One type of information often dominates our attention – numbers. This in itself can be problematic.
Numbers can give us critical information – if we want to know whether to put a coat on, we’ll look at the temperature outside; if we want to know how well our business is doing, we’ll need to keep an eye on revenues and expenditures; and if we want to be able to compare the past with the future, we’ll need standard measures to do so.

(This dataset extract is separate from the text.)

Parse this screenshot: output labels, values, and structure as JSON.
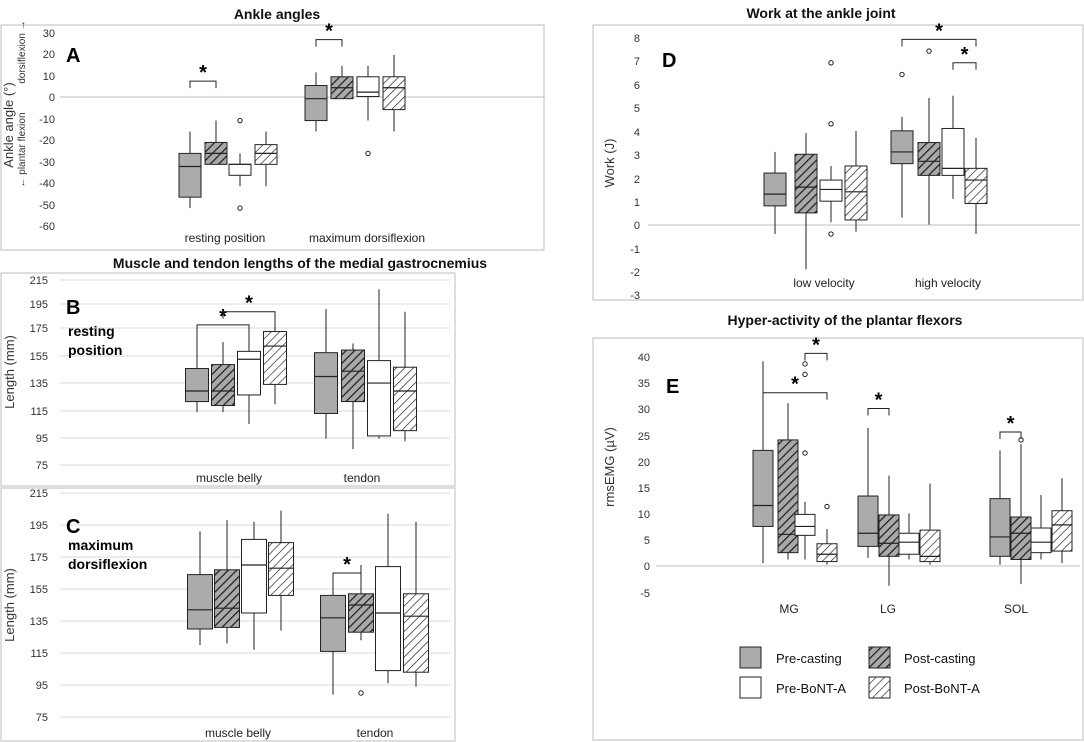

But the problem is that the Cult of the Measurable means that things that can’t really be measured are sometimes given numerical values.21
Can a wine really be 86 per cent ‘good’? That doesn’t sound right to me, but one multi-billion-dollar industry doesn’t agree. Robert Parker, probably the most famous wine critic in the world, ranks wines on a scale between fifty and one hundred. And winemakers prostrate themselves before him, praying for a rating of ninety-two or above, because such a number practically guarantees commercial success, given how influential Parker’s ratings have become with wine drinkers.22
Yet what really is the difference between a rating of ninety-two and an eighty-six? How can we tell what that six-point difference means?

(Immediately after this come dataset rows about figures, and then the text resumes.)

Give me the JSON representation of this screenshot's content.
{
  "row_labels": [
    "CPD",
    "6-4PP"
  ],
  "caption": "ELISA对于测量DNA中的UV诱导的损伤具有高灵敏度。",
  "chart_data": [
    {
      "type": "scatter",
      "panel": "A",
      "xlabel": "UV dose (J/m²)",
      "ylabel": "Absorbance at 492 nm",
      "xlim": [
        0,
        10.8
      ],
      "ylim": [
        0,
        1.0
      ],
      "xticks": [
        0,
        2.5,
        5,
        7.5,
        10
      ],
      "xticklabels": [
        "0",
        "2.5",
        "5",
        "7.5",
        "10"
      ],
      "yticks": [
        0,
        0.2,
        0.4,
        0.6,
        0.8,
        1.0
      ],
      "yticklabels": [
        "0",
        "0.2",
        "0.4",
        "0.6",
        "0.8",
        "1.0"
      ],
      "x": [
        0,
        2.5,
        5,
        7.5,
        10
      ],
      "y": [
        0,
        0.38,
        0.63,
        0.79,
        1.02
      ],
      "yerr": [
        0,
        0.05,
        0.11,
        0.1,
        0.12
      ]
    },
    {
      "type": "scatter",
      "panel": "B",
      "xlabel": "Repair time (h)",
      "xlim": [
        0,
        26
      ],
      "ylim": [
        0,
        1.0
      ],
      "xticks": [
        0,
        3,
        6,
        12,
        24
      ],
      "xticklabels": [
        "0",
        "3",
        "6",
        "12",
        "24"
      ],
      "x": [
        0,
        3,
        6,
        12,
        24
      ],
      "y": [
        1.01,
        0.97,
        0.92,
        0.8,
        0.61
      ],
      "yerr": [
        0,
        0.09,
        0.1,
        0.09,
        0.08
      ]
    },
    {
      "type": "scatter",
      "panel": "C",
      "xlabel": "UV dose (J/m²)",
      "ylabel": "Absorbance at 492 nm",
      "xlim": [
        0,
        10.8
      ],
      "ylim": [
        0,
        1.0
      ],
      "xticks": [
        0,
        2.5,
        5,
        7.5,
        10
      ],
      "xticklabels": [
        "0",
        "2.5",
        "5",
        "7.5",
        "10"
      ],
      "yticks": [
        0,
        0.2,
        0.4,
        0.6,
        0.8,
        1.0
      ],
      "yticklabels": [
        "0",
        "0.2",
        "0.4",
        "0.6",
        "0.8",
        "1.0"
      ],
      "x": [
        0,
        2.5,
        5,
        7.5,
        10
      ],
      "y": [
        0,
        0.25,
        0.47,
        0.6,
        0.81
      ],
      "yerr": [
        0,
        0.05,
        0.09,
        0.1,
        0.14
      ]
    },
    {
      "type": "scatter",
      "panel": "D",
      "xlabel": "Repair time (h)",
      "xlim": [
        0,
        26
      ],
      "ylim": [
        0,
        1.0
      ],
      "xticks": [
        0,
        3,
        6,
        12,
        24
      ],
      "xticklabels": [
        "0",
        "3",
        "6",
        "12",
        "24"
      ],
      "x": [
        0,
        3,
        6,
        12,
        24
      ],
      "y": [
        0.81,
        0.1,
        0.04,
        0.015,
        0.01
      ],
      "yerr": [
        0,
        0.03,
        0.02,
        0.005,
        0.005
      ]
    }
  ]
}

And are someone else’s tastes necessarily going to correlate with yours? I’ve already raised the question of whether Joe from Idaho on TripAdvisor is really the best person to steer your choice as to where to go on holiday. We also need to ask ourselves whether what I mean by four stars is what you mean by four stars. Whether my Zagat score of twenty means the same as yours. As the Financial Times’s wine critic Jancis Robinson points out on the subject of Parker’s influence, ‘Make no mistake about it, wine judging is every bit as subjective as the judging of any art form.’23
So, before you make a decision based on a number, think about what the number is capturing, and also what it is not telling you.
Risk is another area where our attempts to assign clear measures are often bound to fail. While it’s true that there are some areas where we can meaningfully quantify risk – such as engineering, where we can come up with a number for how likely a building is to withstand an earthquake, say; or medicine, where we can estimate a patient’s chance of responding to a particular drug – this approach doesn’t work effectively in all spheres. Indeed, in our turbocharged world, in which changes happen quicker and less predictably than ever before, many of our attempts to assign probabilities to future events are likely to be pretty meaningless. As President Obama said, reflecting on the huge range of probabilities that various senior intelligence folk had proffered back in March 2011 as to whether Osama bin Laden was the ‘high value target’ spotted within a high-walled compound in Abbottabad in Pakistan – with confidence levels that ranged between 30 and 95 per cent – ‘What you started getting was probabilities that disguised uncertainty as opposed to actually providing you with more useful information.’24
In our desire to reduce everything to some sort of standardised measure, to create universal meanings for things that will always be subjective, and to create the illusion of certainty when uncertainty is in fact what prevails, do we not risk making decisions on the basis of what may seem intelligence-rich information, but is in truth pretty meaningless?
Not everything can be measured, not everything can be compared, especially in a world as complex as ours. Indeed, Obama, realising this, responded to the various probabilities he’d been presented with, ‘Look guys, this is a flip of the coin. I can’t base this decision on the notion that we have any greater certainty than that.’25 A flip of the coin which we now know that President Obama won and Osama bin Laden lost.